Genocide Alert: Burkina Faso
- Genocide Watch
- Apr 1, 2025
- 3 min read
April 2025
By Olivia Cash
A vicious war continues to rage through Burkina Faso as military leader Captain Ibrahim Traoré attempts to supress an onslaught of Islamist insurgencies. Since 2016, the citizens of Burkina Faso have been terrorized by three Jihadist groups: the Group for Support of Muslims (JNIM), the Islamic State in the Greater Sahara (ISGS), and the Al Qaeda-affiliated Ansarul Islam. Hundreds more have been killed during retaliatory attacks by the Burkina Faso Armed Forces.

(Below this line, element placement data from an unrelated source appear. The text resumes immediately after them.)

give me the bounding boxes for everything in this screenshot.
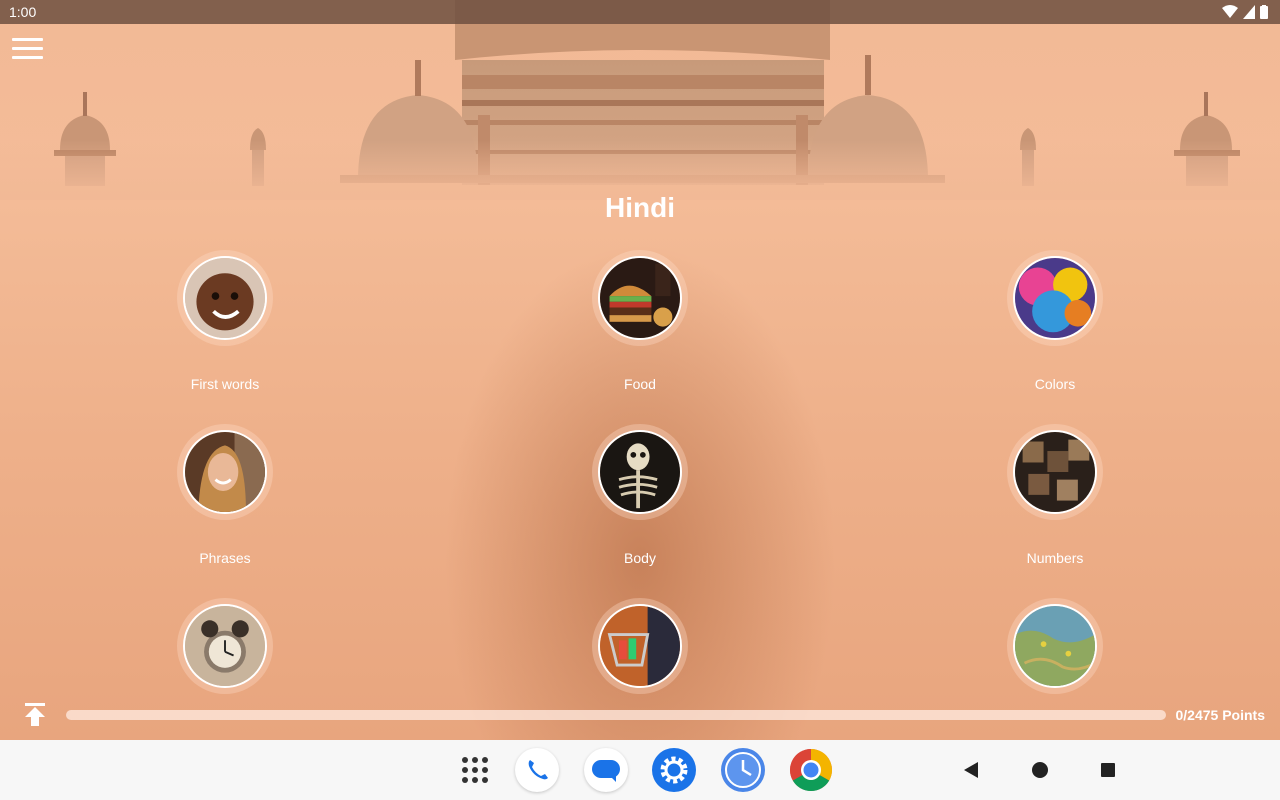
phone-app-button[interactable] (515, 748, 559, 792)
battery-icon (1260, 5, 1268, 19)
category-label: Phrases (199, 550, 251, 566)
status-time: 1:00 (9, 4, 37, 20)
skeleton-image (598, 430, 682, 514)
wooden-numbers-image (1013, 430, 1097, 514)
alarm-clock-image (183, 604, 267, 688)
burger-image (598, 256, 682, 340)
upload-icon[interactable] (24, 703, 46, 727)
category-body[interactable]: Body (530, 424, 750, 566)
category-ring (177, 424, 273, 520)
taj-mahal-illustration (0, 0, 1280, 200)
app-grid-icon (462, 757, 488, 783)
category-ring (177, 598, 273, 694)
clock-app-button[interactable] (721, 748, 765, 792)
category-time[interactable] (115, 598, 335, 724)
menu-button[interactable] (12, 38, 43, 62)
messages-app-button[interactable] (584, 748, 628, 792)
category-label: Body (624, 550, 656, 566)
child-face-image (183, 256, 267, 340)
category-food[interactable]: Food (530, 250, 750, 392)
app-screen: 1:00 Hindi First words Food Colors Phras… (0, 0, 1280, 800)
category-colors[interactable]: Colors (945, 250, 1165, 392)
category-ring (1007, 250, 1103, 346)
page-title: Hindi (605, 192, 675, 223)
status-bar: 1:00 (0, 0, 1280, 24)
chrome-icon (789, 749, 833, 792)
settings-app-button[interactable] (652, 748, 696, 792)
points-progress-bar (66, 710, 1166, 720)
category-ring (592, 424, 688, 520)
category-first-words[interactable]: First words (115, 250, 335, 392)
category-ring (1007, 424, 1103, 520)
category-ring (1007, 598, 1103, 694)
category-phrases[interactable]: Phrases (115, 424, 335, 566)
category-countries[interactable] (945, 598, 1165, 724)
home-icon[interactable] (1030, 760, 1050, 780)
category-label: Numbers (1026, 550, 1084, 566)
phone-icon (528, 760, 548, 780)
category-label: First words (190, 376, 260, 392)
recents-icon[interactable] (1099, 761, 1117, 779)
shopping-cart-image (598, 604, 682, 688)
app-drawer-button[interactable] (453, 748, 497, 792)
category-label: Food (624, 376, 656, 392)
gear-icon (660, 756, 688, 784)
navigation-bar (0, 740, 1280, 800)
menu-bar-2 (12, 47, 43, 50)
world-map-image (1013, 604, 1097, 688)
signal-icon (1243, 5, 1255, 19)
points-counter: 0/2475 Points (1175, 707, 1266, 723)
category-ring (592, 598, 688, 694)
messages-icon (592, 760, 620, 782)
clock-icon (725, 752, 761, 788)
menu-bar-1 (12, 38, 43, 41)
chrome-app-button[interactable] (789, 748, 833, 792)
smiling-woman-image (183, 430, 267, 514)
category-label: Colors (1034, 376, 1076, 392)
category-numbers[interactable]: Numbers (945, 424, 1165, 566)
back-icon[interactable] (962, 760, 980, 780)
wifi-icon (1222, 5, 1238, 18)
menu-bar-3 (12, 56, 43, 59)
color-powder-image (1013, 256, 1097, 340)
category-shopping[interactable] (530, 598, 750, 724)
category-ring (592, 250, 688, 346)
category-ring (177, 250, 273, 346)
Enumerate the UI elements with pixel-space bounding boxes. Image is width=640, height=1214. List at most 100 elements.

In the last few years, the rate of civilian deaths has increased. The Armed Conflict Location and Event Data (ACLED) initiative has recorded almost 10,000 targeted civilian fatalities in Burkina Faso since 2016, but more than 60% of those have occurred just since 2022. In 2024, Jihadist groups murdered over 1,000 civilians in village massacres and door-to-door killings. Between May and August 2024, the JNIM alone claimed responsibility for four major attacks that cost at least 254 civilian lives.
Targets of the insurgents include both Christian and Muslim worshippers. In February 2024, twenty-five people were left dead following simultaneous raids on a church and a mosque. Reports by Christian aid charities indicate that Islamist terrorists massacred a further 150 residents of the predominantly Catholic town of Manni on Oct. 6, 2024.
Kidnapping is frequently used as a form of terror. The rate of abductions in Burkina Faso increased 30 times between 2017 and 2023. Human Rights Watch reported that 15 women disappeared from Djibo on Mar. 29, 2024, likely killed or kidnapped by the JNIM.
In February 2023, the Burkina Faso Armed Forces killed at least 223 civilians in an attack on the villages of Nondin and Sorro. The military disproportionately targets ethnic Fulanis: they constitute 10% of Burkina Faso’s population, yet represent over 50% of the military’s extrajudicial killings, as of 2022. In its effort to fight jihadist groups, the army has integrated the 28,000 Volunteers for the Defence of the Homeland (VDPs) into its military strategy. These untrained and unregulated local militias are now the fourth most well-armed force in Burkina Faso. They are accused of committing murder, sexual assault, kidnap, theft, and vandalism against civilians, largely ethnic Fulanis.
The military strategy against jihadist factions has not succeeded. At least 46 cities and towns across Burkina Faso are blockaded by armed jihadists, including the city of Djibo, where 350,000 civilians have been trapped for over two years. Extreme hunger pervades these locations: cut off from farmlands, the average family now relies on wild leaves for up to 85% of their dietary consumption. However, in 2023, aid workers reached only 1% of the half a million civilians requiring humanitarian assistance in the enclaved towns; 11 blockaded towns received no aid at all. Access by international aid organizations is obstructed by road mines and armed groups. Due to jihadist attacks, the United Nations Humanitarian Air Service had to suspend its operations in 2023.
Armed insurgents target healthcare facilities and water sources. Attacks have closed 426 hospitals, leaving over 4 million Burkinabés without access to basic medical care. In 2024, Médecins sans Frontières withdrew its services from Burkina Faso due to repeated assaults on its facilities. In 2022, attacks on water points left up to one million Burkinabés without safe drinking water.
In June 2024, the Norwegian Refugee Council named Burkina Faso the world’s "most neglected displacement crisis", as up to 2 million people (10% of the population) are currently held in internal displacement camps. By 2022, 80% of Burkina Faso’s internally displaced persons (IDPs) were women and children, many of whom are trapped in blockaded sites.
Children in Burkina Faso are suffering disproportionately. 630,000 Burkinabé children were reported chronically malnourished in 2022-2023, an increase of 50% from the previous year. More than one million children are currently without education, after a quarter of all schools closed in 2023 due to the conflict. Since 2021, reports of child soldier recruitment have circulated, a problem likely to be aggravated by Burkina Faso’s recent withdrawal from ECOWAS and its Child Policy.
Genocide Watch deems the war in Burkina Faso to have escalated to Stage 8: Persecution.
Genocide Watch recommends that:
The U.N. must demand an immediate ceasefire.
The U.N. and the African Union (AU) must deploy a peacekeeping mission to Burkina Faso.
Captain Ibrahim Troaré must disarm the VDPs and hold them to account for their crimes.
Leaders of the JNIM, ISGS, Ansarul Islam, and the Burkina Faso Armed Forces should be tried by the ICC for committing war crimes and crimes against humanity.
Police should be deployed with the U.N./AU mission and be authorised to arrest those charged by the ICC.